Selection of Patients
Women aged 18–49 who applied to the IVF Center for infertility treatment were included in the study after being provided with the necessary information and giving written consent. Exclusion criteria included being under 18 or over 50, using intrauterine devices (IUDs), having acute infection signs, being menstruating, having abnormal bleeding, being pregnant or lactating, and being menopausal.

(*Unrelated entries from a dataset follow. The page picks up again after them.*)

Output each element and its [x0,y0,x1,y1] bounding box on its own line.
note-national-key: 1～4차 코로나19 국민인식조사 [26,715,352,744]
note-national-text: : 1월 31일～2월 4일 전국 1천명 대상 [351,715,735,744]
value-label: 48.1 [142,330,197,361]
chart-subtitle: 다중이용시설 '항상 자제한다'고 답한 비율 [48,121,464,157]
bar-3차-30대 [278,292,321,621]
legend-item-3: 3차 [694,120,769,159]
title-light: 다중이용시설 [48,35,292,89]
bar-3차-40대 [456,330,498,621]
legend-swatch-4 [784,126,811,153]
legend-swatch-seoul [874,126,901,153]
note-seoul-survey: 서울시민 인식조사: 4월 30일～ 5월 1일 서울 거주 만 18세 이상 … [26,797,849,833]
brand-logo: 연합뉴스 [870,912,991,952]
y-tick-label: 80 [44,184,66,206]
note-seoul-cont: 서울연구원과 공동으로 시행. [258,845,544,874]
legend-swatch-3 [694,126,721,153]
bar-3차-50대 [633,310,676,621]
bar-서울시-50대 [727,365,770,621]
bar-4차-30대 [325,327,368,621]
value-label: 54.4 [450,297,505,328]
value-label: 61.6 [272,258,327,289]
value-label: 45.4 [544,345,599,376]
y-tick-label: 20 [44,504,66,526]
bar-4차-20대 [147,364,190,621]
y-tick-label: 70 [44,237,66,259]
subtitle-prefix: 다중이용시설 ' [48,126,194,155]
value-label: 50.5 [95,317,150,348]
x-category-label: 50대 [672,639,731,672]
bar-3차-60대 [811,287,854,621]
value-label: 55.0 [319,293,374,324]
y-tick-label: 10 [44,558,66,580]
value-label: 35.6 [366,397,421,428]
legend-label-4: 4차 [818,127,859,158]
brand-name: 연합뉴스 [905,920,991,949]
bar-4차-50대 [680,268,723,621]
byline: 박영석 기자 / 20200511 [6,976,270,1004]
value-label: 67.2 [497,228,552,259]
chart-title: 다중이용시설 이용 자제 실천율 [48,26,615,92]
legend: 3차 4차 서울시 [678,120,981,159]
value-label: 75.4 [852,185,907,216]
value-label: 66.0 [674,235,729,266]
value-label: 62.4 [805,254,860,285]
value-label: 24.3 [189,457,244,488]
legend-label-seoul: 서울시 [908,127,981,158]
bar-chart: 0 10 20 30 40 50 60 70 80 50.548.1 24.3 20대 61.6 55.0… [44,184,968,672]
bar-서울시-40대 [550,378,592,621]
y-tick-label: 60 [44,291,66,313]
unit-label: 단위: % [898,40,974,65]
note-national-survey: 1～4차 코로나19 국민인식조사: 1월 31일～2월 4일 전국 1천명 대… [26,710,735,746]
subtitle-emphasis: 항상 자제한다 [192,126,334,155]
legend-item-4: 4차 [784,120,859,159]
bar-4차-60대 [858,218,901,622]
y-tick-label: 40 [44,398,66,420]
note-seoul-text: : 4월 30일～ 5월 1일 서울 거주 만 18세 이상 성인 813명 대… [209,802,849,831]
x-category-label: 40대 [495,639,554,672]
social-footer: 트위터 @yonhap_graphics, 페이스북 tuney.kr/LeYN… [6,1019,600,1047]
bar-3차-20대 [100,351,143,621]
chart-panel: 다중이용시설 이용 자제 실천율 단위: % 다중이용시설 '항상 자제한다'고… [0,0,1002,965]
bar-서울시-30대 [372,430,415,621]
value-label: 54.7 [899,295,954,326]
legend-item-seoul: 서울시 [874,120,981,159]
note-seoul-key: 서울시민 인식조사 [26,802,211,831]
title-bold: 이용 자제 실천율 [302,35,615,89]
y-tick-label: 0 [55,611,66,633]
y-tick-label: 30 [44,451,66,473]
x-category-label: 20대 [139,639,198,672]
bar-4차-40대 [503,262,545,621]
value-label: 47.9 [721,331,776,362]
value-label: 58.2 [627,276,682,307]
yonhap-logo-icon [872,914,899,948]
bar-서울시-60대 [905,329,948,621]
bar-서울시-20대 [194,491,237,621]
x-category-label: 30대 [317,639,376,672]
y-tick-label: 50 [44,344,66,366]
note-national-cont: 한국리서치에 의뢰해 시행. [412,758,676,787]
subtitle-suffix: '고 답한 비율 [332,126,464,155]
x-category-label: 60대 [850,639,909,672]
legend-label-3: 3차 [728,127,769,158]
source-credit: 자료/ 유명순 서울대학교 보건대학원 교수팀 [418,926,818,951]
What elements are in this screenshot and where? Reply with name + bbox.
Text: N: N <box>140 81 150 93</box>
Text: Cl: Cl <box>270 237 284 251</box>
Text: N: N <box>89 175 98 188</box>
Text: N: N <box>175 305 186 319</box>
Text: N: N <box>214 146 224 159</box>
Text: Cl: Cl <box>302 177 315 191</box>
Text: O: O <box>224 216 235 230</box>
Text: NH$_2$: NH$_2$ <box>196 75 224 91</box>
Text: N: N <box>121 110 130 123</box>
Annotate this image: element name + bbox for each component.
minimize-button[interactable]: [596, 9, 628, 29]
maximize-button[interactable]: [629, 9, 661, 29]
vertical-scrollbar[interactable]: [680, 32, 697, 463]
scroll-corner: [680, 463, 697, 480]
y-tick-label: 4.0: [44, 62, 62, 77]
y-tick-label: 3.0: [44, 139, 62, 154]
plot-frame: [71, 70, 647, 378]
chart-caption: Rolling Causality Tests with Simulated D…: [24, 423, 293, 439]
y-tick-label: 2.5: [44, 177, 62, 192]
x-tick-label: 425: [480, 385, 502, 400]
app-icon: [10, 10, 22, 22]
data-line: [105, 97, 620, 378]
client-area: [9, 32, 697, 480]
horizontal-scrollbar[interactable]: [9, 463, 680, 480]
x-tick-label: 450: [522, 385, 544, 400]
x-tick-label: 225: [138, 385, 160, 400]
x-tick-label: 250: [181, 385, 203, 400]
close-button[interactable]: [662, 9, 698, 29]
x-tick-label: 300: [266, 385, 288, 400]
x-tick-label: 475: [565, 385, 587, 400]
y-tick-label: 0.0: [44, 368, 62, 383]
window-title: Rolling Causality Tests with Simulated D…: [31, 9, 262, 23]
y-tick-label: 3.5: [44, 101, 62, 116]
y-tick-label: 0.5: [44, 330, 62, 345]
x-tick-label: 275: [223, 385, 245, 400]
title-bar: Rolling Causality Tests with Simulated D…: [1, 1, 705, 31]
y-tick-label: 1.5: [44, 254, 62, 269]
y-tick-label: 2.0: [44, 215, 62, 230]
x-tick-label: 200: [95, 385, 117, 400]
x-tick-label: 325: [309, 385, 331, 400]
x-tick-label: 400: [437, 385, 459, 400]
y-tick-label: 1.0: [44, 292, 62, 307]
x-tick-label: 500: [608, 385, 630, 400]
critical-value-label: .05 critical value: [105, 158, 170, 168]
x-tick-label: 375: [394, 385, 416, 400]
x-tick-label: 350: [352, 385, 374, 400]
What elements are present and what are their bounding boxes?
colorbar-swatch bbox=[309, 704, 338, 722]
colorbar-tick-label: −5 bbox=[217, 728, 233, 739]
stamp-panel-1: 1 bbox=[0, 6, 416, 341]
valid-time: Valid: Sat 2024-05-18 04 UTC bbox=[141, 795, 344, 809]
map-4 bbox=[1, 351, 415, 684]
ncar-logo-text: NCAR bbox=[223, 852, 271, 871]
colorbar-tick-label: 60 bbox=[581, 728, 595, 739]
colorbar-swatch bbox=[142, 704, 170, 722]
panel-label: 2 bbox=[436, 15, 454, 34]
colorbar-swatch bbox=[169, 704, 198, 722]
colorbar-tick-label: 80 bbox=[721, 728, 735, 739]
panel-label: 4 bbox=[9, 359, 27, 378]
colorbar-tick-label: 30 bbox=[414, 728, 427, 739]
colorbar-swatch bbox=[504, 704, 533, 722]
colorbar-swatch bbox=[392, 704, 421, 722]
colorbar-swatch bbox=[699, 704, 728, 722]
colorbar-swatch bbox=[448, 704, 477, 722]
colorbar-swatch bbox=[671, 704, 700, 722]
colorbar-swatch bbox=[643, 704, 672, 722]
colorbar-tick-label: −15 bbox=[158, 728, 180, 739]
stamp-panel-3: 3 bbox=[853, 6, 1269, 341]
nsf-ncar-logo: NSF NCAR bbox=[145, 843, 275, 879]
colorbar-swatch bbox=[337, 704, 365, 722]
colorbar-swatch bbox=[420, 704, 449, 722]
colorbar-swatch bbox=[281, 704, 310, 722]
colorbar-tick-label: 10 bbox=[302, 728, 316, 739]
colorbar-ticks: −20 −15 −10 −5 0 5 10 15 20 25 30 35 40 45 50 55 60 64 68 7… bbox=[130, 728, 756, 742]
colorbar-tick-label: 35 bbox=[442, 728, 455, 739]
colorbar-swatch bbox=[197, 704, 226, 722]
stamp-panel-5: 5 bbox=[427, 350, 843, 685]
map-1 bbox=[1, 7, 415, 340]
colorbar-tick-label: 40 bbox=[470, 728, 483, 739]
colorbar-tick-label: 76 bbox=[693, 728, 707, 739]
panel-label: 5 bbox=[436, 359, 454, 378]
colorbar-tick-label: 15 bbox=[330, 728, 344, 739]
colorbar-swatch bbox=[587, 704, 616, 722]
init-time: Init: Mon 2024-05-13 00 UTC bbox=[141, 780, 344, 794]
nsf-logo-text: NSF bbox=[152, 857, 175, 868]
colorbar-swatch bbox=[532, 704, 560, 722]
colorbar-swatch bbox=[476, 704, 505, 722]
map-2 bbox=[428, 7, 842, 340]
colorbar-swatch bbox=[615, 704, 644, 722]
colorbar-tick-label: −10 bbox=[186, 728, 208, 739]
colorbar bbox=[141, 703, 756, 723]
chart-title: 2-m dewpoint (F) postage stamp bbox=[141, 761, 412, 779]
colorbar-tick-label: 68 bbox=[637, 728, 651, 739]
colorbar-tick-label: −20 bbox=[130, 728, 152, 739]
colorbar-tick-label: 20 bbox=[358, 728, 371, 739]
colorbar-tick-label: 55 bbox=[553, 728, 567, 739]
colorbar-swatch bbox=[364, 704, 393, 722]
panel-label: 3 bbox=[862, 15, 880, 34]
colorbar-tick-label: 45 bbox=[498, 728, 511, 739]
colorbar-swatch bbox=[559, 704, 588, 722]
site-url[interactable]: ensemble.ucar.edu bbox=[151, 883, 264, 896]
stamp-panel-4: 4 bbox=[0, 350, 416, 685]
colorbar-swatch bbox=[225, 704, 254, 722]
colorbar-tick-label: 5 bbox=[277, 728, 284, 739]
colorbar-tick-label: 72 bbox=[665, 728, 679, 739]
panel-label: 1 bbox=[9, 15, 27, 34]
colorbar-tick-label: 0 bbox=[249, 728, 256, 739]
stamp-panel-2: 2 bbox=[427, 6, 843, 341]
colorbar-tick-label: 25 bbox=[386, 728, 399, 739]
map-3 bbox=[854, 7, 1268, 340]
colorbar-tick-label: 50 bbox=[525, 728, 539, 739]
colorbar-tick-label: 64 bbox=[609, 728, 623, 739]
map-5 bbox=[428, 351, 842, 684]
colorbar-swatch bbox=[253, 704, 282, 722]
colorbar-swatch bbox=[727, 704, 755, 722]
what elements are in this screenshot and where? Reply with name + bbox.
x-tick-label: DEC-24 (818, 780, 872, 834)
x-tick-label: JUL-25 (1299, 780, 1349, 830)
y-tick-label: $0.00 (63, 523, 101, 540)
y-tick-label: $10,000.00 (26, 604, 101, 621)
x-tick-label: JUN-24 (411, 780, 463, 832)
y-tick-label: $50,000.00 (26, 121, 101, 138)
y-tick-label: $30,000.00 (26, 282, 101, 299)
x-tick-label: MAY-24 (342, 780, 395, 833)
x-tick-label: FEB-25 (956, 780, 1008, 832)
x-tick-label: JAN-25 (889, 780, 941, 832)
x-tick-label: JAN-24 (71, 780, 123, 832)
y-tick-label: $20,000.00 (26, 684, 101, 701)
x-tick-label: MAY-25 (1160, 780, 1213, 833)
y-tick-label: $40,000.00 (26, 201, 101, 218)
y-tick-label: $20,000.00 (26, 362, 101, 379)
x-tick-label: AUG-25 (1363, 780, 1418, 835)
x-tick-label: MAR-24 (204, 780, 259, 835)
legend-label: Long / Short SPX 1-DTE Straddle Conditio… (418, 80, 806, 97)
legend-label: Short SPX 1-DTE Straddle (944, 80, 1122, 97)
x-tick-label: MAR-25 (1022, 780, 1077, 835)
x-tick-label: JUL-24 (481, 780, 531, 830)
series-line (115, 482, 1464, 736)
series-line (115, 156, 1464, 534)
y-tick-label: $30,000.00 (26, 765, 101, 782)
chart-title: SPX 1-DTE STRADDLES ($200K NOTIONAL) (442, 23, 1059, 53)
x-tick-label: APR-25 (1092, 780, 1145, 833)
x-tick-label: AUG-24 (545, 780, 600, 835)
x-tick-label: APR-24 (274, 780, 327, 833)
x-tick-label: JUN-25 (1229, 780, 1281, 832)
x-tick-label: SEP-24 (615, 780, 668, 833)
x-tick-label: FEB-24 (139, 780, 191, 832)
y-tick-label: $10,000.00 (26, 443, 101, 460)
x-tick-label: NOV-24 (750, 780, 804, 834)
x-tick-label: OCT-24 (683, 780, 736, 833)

Vaginal pH Measurement and Diagnosis of Vaginal Infections
Vaginal pH measurements were performed on all eligible participants using a "Handheld Digital pH meter." "Sabouraud Dextrose Agar" culture medium was used to detect mycological pathogens in the vaginal mucosa.
Collection of Blood Samples
Blood samples were collected from all participants for E2 level testing. Routine blood tests were performed at the IVF Center, and additional tests for estradiol levels were included. Blood samples were analyzed at the hospital's biochemistry laboratory.
Biochemical Measurements
Estradiol levels were measured in all patients during the follicular phase of the menstrual cycle (days 2 or 3) and after treatment. Blood samples were analyzed using chemiluminescent methods.
Statistical Analysis
Data were analyzed using IBM SPSS 22.0 software. The Kolmogorov-Smirnov test was used to assess data distribution, and nonparametric analyses were conducted due to non-normal distribution. Descriptive tables and percentage distributions were created for socio-demographic data. The significance level was set at p < 0.05.